Freedom House has released its 2016 global summary. As usual, the results were not good. However Tunisia has made the list of “Free” states. A rare bit of good news from the region.
“These developments contributed to the 10th consecutive year of decline in global freedom.
- The number of countries showing a decline in freedom for the year—72—was the largest since the 10-year slide began. Just 43 countries made gains.
- Over the past 10 years, 105 countries have seen a net decline, and only 61 have experienced a net improvement.
- Ratings for the Middle East and North Africa region were the worst in the world in 2015, followed closely by Eurasia.
- Over the last decade, the most significant global reversals have been in freedom of expression and the rule of law.”
The methodology for a study like this is of course extremely important.
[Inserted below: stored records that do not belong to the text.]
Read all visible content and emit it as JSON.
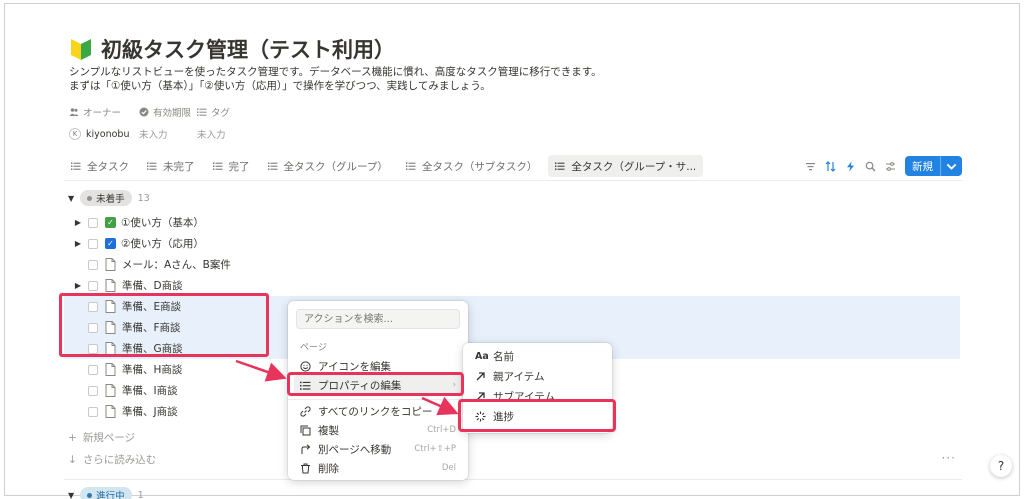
{
  "page": {
    "title": "初級タスク管理（テスト利用）",
    "description_line1": "シンプルなリストビューを使ったタスク管理です。データベース機能に慣れ、高度なタスク管理に移行できます。",
    "description_line2": "まずは「①使い方（基本）」「②使い方（応用）」で操作を学びつつ、実践してみましょう。"
  },
  "properties": {
    "owner_label": "オーナー",
    "due_label": "有効期限",
    "tag_label": "タグ",
    "owner_initial": "K",
    "owner_value": "kiyonobu",
    "due_value": "未入力",
    "tag_value": "未入力"
  },
  "tabs": [
    {
      "label": "全タスク"
    },
    {
      "label": "未完了"
    },
    {
      "label": "完了"
    },
    {
      "label": "全タスク（グループ）"
    },
    {
      "label": "全タスク（サブタスク）"
    },
    {
      "label": "全タスク（グループ・サ..."
    }
  ],
  "toolbar": {
    "new_label": "新規"
  },
  "groups": {
    "not_started": {
      "status": "未着手",
      "count": "13"
    },
    "in_progress": {
      "status": "進行中",
      "count": "1"
    }
  },
  "rows": [
    {
      "label": "①使い方（基本）"
    },
    {
      "label": "②使い方（応用）"
    },
    {
      "label": "メール：Aさん、B案件"
    },
    {
      "label": "準備、D商談"
    },
    {
      "label": "準備、E商談"
    },
    {
      "label": "準備、F商談"
    },
    {
      "label": "準備、G商談"
    },
    {
      "label": "準備、H商談"
    },
    {
      "label": "準備、I商談"
    },
    {
      "label": "準備、J商談"
    }
  ],
  "footer": {
    "new_page": "新規ページ",
    "load_more": "さらに読み込む"
  },
  "context_menu": {
    "search_placeholder": "アクションを検索...",
    "section": "ページ",
    "edit_icon": "アイコンを編集",
    "edit_property": "プロパティの編集",
    "copy_links": "すべてのリンクをコピー",
    "duplicate": "複製",
    "duplicate_shortcut": "Ctrl+D",
    "move": "別ページへ移動",
    "move_shortcut": "Ctrl+⇧+P",
    "delete": "削除",
    "delete_shortcut": "Del"
  },
  "submenu": {
    "name": "名前",
    "parent": "親アイテム",
    "sub": "サブアイテム",
    "progress": "進捗"
  },
  "colors": {
    "accent": "#2383e2",
    "highlight": "#e8335b",
    "selection": "#e7f0fb"
  }
}
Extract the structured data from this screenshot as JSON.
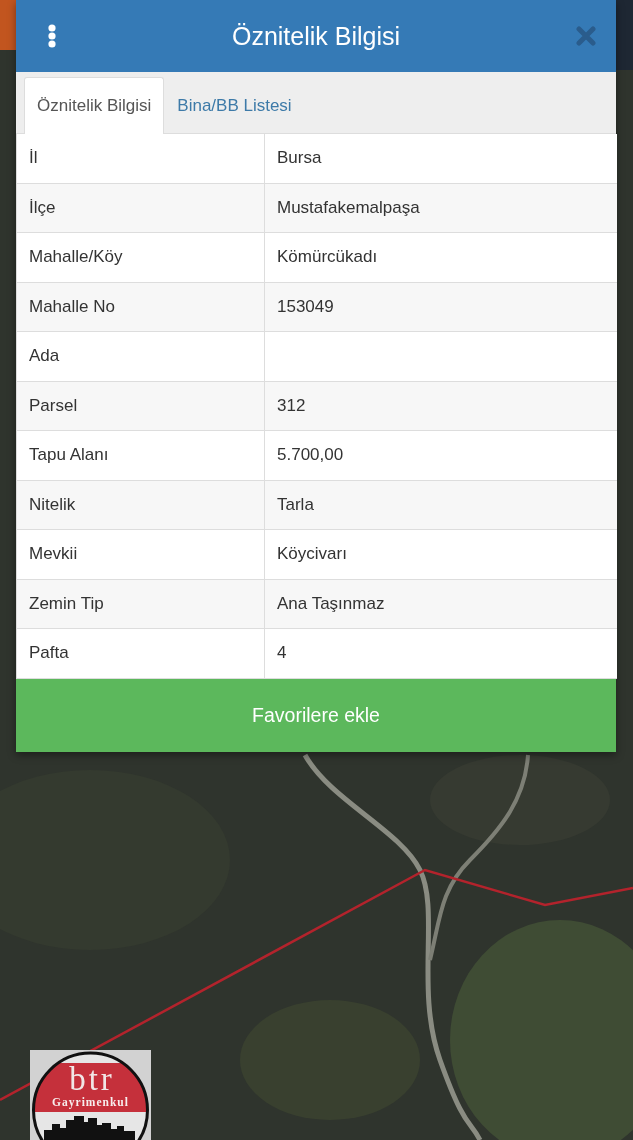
{
  "dialog": {
    "title": "Öznitelik Bilgisi"
  },
  "tabs": [
    {
      "label": "Öznitelik Bilgisi",
      "selected": true
    },
    {
      "label": "Bina/BB Listesi",
      "selected": false
    }
  ],
  "attributes": [
    {
      "label": "İl",
      "value": "Bursa"
    },
    {
      "label": "İlçe",
      "value": "Mustafakemalpaşa"
    },
    {
      "label": "Mahalle/Köy",
      "value": "Kömürcükadı"
    },
    {
      "label": "Mahalle No",
      "value": "153049"
    },
    {
      "label": "Ada"
    },
    {
      "label": "Parsel",
      "value": "312"
    },
    {
      "label": "Tapu Alanı",
      "value": "5.700,00"
    },
    {
      "label": "Nitelik",
      "value": "Tarla"
    },
    {
      "label": "Mevkii",
      "value": "Köycivarı"
    },
    {
      "label": "Zemin Tip",
      "value": "Ana Taşınmaz"
    },
    {
      "label": "Pafta",
      "value": "4"
    }
  ],
  "favorite_button": {
    "label": "Favorilere ekle"
  },
  "logo": {
    "wordmark": "btr",
    "subtitle": "Gayrimenkul"
  }
}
How you ask the questions and what questions you ask will have a big impact on your findings. This is particularly important when you are trying to measure ‘freedom’ and ‘democracy’. A partial description of Freedom House’s methodology is below. There is a link to the full description below that:
“Freedom in the World uses a three-tiered rating system, consisting of scores, ratings, and status. The complete list of the questions used in the scoring process, and the tables for converting scores to ratings and ratings to status, appear at the end of this essay.
Scores – A country or territory is awarded 0 to 4 points for each of 10 political rights indicators and 15 civil liberties indicators, which take the form of questions; a score of 0 represents the smallest degree of freedom and 4 the greatest degree of freedom. The political rights questions are grouped into three subcategories: Electoral Process (3 questions), Political Pluralism and Participation (4), and Functioning of Government (3). The civil liberties questions are grouped into four subcategories: Freedom of Expression and Belief (4 questions), Associational and Organizational Rights (3), Rule of Law (4), and Personal Autonomy and Individual Rights (4). The political rights section also contains two additional discretionary questions……
Political Rights and Civil Liberties Ratings – A country or territory is assigned two ratings (7 to 1)—one for political rights and one for civil liberties—based on its total scores for the political rights and civil liberties questions…..
Free, Partly Free, Not Free Status – The average of a country’s or territory’s political rights and civil liberties ratings is called the Freedom Rating, and it is this figure that determines the status of Free (1.0 to 2.5), Partly Free (3.0 to 5.0), or Not Free (5.5 to 7.0) (see table 3).
Trend Arrows – A country or territory may be assigned an upward or downward trend arrow to highlight developments of major significance or concern….
Electoral Democracy – Freedom in the World assigns the designation “electoral democracy” to countries that have met certain minimum standards for political rights; territories are not included in the list of electoral democracies. According to the methodology, an electoral democracy designation requires a score of 7 or better in the Electoral Process subcategory and an overall political rights score of 20 or better. Freedom House’s term “electoral democracy” differs from “liberal democracy” in that the latter also implies the presence of a substantial array of civil liberties. In Freedom in the World, all Free countries can be considered both electoral and liberal democracies, while some Partly Free countries qualify as electoral, but not liberal, democracies.”